"Failed to send activated jobs to client" with Error type JOB_NO_RETRIES

camunda/zeebe:8.2.7
spring-zeebe-starter:8.0.7

Zeebe Cluster information :

  • 3 brokers
  • Embedded Gateway in first broker
  • one partition with replication factor of 3

Gateway and Broker report INCIDENT

During execution of the bpmn process, what i see is that Zeebe creates an INCIDENT that it Failed to send activated jobs to client

DEBUG io.camunda.zeebe.gateway - Failed to send 1 activated jobs for type TEST_TASK (with job keys: [2251799813710278]) to client, because: Failed to send activated jobs to client

TRACE io.atomix.raft.roles.LeaderRole - {EventType = INCIDENT, intent=CREATED}, key=2251799813686910, sourceIndex=-1, unifiedRecordValue={"errorType":"**JOB_NO_RETRIES**","errorMessage":"**Failed to send activated jobs to client**","bpmnProcessId":"test_model","processDefinitionKey":2251799813685456,"processInstanceKey":2251799813686889,"elementId":"TEST_TASK","elementInstanceKey":2251799813686906,"jobKey":2251799813686908,"variableScopeKey":2251799813686906}

Upon investigation of the zeebe logs: what we see is that
when job is activated by broker and sent back to gateway
Gateway tries to give back this job to zeebe client but then logs the failure “Failed to send activated jobs to client”
When Gateway tries to send back the job, its the time when old poll request is expired with timeout of 10 secs and the next poll request comes in.
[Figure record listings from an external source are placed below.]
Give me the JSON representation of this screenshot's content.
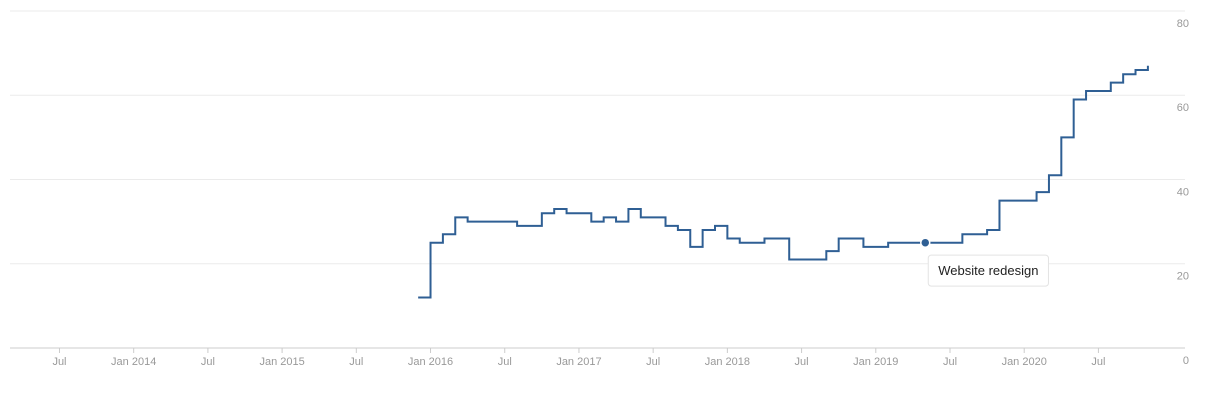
{
  "chart_data": {
    "type": "step-line",
    "x": [
      "2015-12",
      "2016-01",
      "2016-02",
      "2016-03",
      "2016-04",
      "2016-08",
      "2016-10",
      "2016-11",
      "2016-12",
      "2017-02",
      "2017-03",
      "2017-04",
      "2017-05",
      "2017-06",
      "2017-08",
      "2017-09",
      "2017-10",
      "2017-11",
      "2017-12",
      "2018-01",
      "2018-02",
      "2018-04",
      "2018-06",
      "2018-09",
      "2018-10",
      "2018-12",
      "2019-02",
      "2019-05",
      "2019-08",
      "2019-10",
      "2019-11",
      "2020-01",
      "2020-02",
      "2020-03",
      "2020-04",
      "2020-05",
      "2020-06",
      "2020-08",
      "2020-09",
      "2020-10",
      "2020-11"
    ],
    "series": [
      {
        "color": "#2f5f94",
        "values": [
          12,
          25,
          27,
          31,
          30,
          29,
          32,
          33,
          32,
          30,
          31,
          30,
          33,
          31,
          29,
          28,
          24,
          28,
          29,
          26,
          25,
          26,
          21,
          23,
          26,
          24,
          25,
          25,
          27,
          28,
          35,
          35,
          37,
          41,
          50,
          59,
          61,
          63,
          65,
          66,
          67
        ]
      }
    ],
    "annotations": [
      {
        "x": "2019-05",
        "y": 25,
        "text": "Website redesign"
      }
    ],
    "xlim": [
      "2013-03",
      "2021-02"
    ],
    "xticks": [
      {
        "value": "2013-07",
        "label": "Jul"
      },
      {
        "value": "2014-01",
        "label": "Jan 2014"
      },
      {
        "value": "2014-07",
        "label": "Jul"
      },
      {
        "value": "2015-01",
        "label": "Jan 2015"
      },
      {
        "value": "2015-07",
        "label": "Jul"
      },
      {
        "value": "2016-01",
        "label": "Jan 2016"
      },
      {
        "value": "2016-07",
        "label": "Jul"
      },
      {
        "value": "2017-01",
        "label": "Jan 2017"
      },
      {
        "value": "2017-07",
        "label": "Jul"
      },
      {
        "value": "2018-01",
        "label": "Jan 2018"
      },
      {
        "value": "2018-07",
        "label": "Jul"
      },
      {
        "value": "2019-01",
        "label": "Jan 2019"
      },
      {
        "value": "2019-07",
        "label": "Jul"
      },
      {
        "value": "2020-01",
        "label": "Jan 2020"
      },
      {
        "value": "2020-07",
        "label": "Jul"
      }
    ],
    "ylim": [
      0,
      80
    ],
    "yticks": [
      0,
      20,
      40,
      60,
      80
    ],
    "grid": true
  }
}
We want know if it is the behavior of the zeebe or its a bug? : Gateway tries to send activated job to client within a transition time period between expired poll request and new poll request?
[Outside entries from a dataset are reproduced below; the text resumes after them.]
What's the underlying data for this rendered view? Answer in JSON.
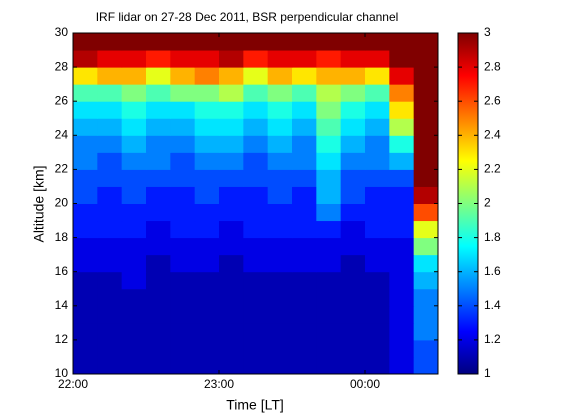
{
  "chart_data": {
    "type": "heatmap",
    "title": "IRF lidar on 27-28 Dec 2011, BSR perpendicular channel",
    "xlabel": "Time [LT]",
    "ylabel": "Altitude [km]",
    "xlim": [
      22,
      24.5
    ],
    "xticks": [
      {
        "value": 22,
        "label": "22:00"
      },
      {
        "value": 23,
        "label": "23:00"
      },
      {
        "value": 24,
        "label": "00:00"
      }
    ],
    "ylim": [
      10,
      30
    ],
    "yticks": [
      10,
      12,
      14,
      16,
      18,
      20,
      22,
      24,
      26,
      28,
      30
    ],
    "xbins": [
      22,
      22.1667,
      22.3333,
      22.5,
      22.6667,
      22.8333,
      23,
      23.1667,
      23.3333,
      23.5,
      23.6667,
      23.8333,
      24,
      24.1667,
      24.3333,
      24.5
    ],
    "ybins": [
      10,
      11,
      12,
      13,
      14,
      15,
      16,
      17,
      18,
      19,
      20,
      21,
      22,
      23,
      24,
      25,
      26,
      27,
      28,
      29,
      30
    ],
    "colormap": "jet",
    "clim": [
      1,
      3
    ],
    "cticks": [
      1,
      1.2,
      1.4,
      1.6,
      1.8,
      2,
      2.2,
      2.4,
      2.6,
      2.8,
      3
    ],
    "values": [
      [
        1.1,
        1.1,
        1.1,
        1.1,
        1.1,
        1.1,
        1.1,
        1.1,
        1.1,
        1.1,
        1.1,
        1.1,
        1.1,
        1.2,
        1.4
      ],
      [
        1.1,
        1.1,
        1.1,
        1.1,
        1.1,
        1.1,
        1.1,
        1.1,
        1.1,
        1.1,
        1.1,
        1.1,
        1.1,
        1.2,
        1.4
      ],
      [
        1.1,
        1.1,
        1.1,
        1.1,
        1.1,
        1.1,
        1.1,
        1.1,
        1.1,
        1.1,
        1.1,
        1.1,
        1.1,
        1.2,
        1.5
      ],
      [
        1.1,
        1.1,
        1.1,
        1.1,
        1.1,
        1.1,
        1.1,
        1.1,
        1.1,
        1.1,
        1.1,
        1.1,
        1.1,
        1.2,
        1.5
      ],
      [
        1.1,
        1.1,
        1.1,
        1.1,
        1.1,
        1.1,
        1.1,
        1.1,
        1.1,
        1.1,
        1.1,
        1.1,
        1.1,
        1.2,
        1.5
      ],
      [
        1.1,
        1.1,
        1.2,
        1.1,
        1.1,
        1.1,
        1.1,
        1.1,
        1.1,
        1.1,
        1.1,
        1.1,
        1.1,
        1.2,
        1.6
      ],
      [
        1.2,
        1.2,
        1.2,
        1.1,
        1.2,
        1.2,
        1.1,
        1.2,
        1.2,
        1.2,
        1.2,
        1.1,
        1.2,
        1.2,
        1.7
      ],
      [
        1.2,
        1.2,
        1.2,
        1.2,
        1.2,
        1.2,
        1.2,
        1.2,
        1.2,
        1.2,
        1.2,
        1.2,
        1.2,
        1.2,
        2.0
      ],
      [
        1.3,
        1.3,
        1.3,
        1.2,
        1.3,
        1.3,
        1.2,
        1.3,
        1.3,
        1.3,
        1.3,
        1.2,
        1.3,
        1.3,
        2.2
      ],
      [
        1.3,
        1.3,
        1.3,
        1.3,
        1.3,
        1.3,
        1.3,
        1.3,
        1.3,
        1.3,
        1.5,
        1.3,
        1.3,
        1.3,
        2.6
      ],
      [
        1.4,
        1.3,
        1.4,
        1.3,
        1.3,
        1.4,
        1.3,
        1.3,
        1.4,
        1.3,
        1.6,
        1.4,
        1.3,
        1.3,
        2.9
      ],
      [
        1.4,
        1.4,
        1.4,
        1.4,
        1.4,
        1.4,
        1.4,
        1.4,
        1.4,
        1.4,
        1.6,
        1.4,
        1.4,
        1.4,
        3
      ],
      [
        1.5,
        1.4,
        1.5,
        1.5,
        1.4,
        1.5,
        1.5,
        1.4,
        1.5,
        1.5,
        1.7,
        1.5,
        1.5,
        1.6,
        3
      ],
      [
        1.5,
        1.5,
        1.6,
        1.5,
        1.5,
        1.6,
        1.6,
        1.5,
        1.6,
        1.5,
        1.8,
        1.6,
        1.5,
        1.8,
        3
      ],
      [
        1.6,
        1.6,
        1.7,
        1.6,
        1.6,
        1.7,
        1.7,
        1.6,
        1.7,
        1.6,
        1.9,
        1.7,
        1.6,
        2.1,
        3
      ],
      [
        1.7,
        1.7,
        1.8,
        1.7,
        1.7,
        1.8,
        1.8,
        1.7,
        1.8,
        1.7,
        2.0,
        1.8,
        1.7,
        2.3,
        3
      ],
      [
        1.9,
        1.9,
        2.0,
        1.9,
        2.0,
        2.0,
        2.1,
        1.9,
        2.0,
        1.9,
        2.1,
        2.0,
        1.9,
        2.5,
        3
      ],
      [
        2.3,
        2.4,
        2.4,
        2.2,
        2.4,
        2.5,
        2.4,
        2.2,
        2.4,
        2.3,
        2.4,
        2.4,
        2.3,
        2.8,
        3
      ],
      [
        2.9,
        2.8,
        2.8,
        2.7,
        2.8,
        2.8,
        2.9,
        2.7,
        2.8,
        2.8,
        2.7,
        2.8,
        2.8,
        3,
        3
      ],
      [
        3,
        3,
        3,
        3,
        3,
        3,
        3,
        3,
        3,
        3,
        3,
        3,
        3,
        3,
        3
      ]
    ]
  }
}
After going through the Zeebe code, i understood that its the behavior of Gateway with long polling. Zeebe by default provides 3 retries for each Service task and that provide somehow a way to avoid issues between zeebe client and Gateway due to network issues or connection timeout.

If we fill up retries field for any Service task in the bpmn flow then it will overwrite 3 default retries.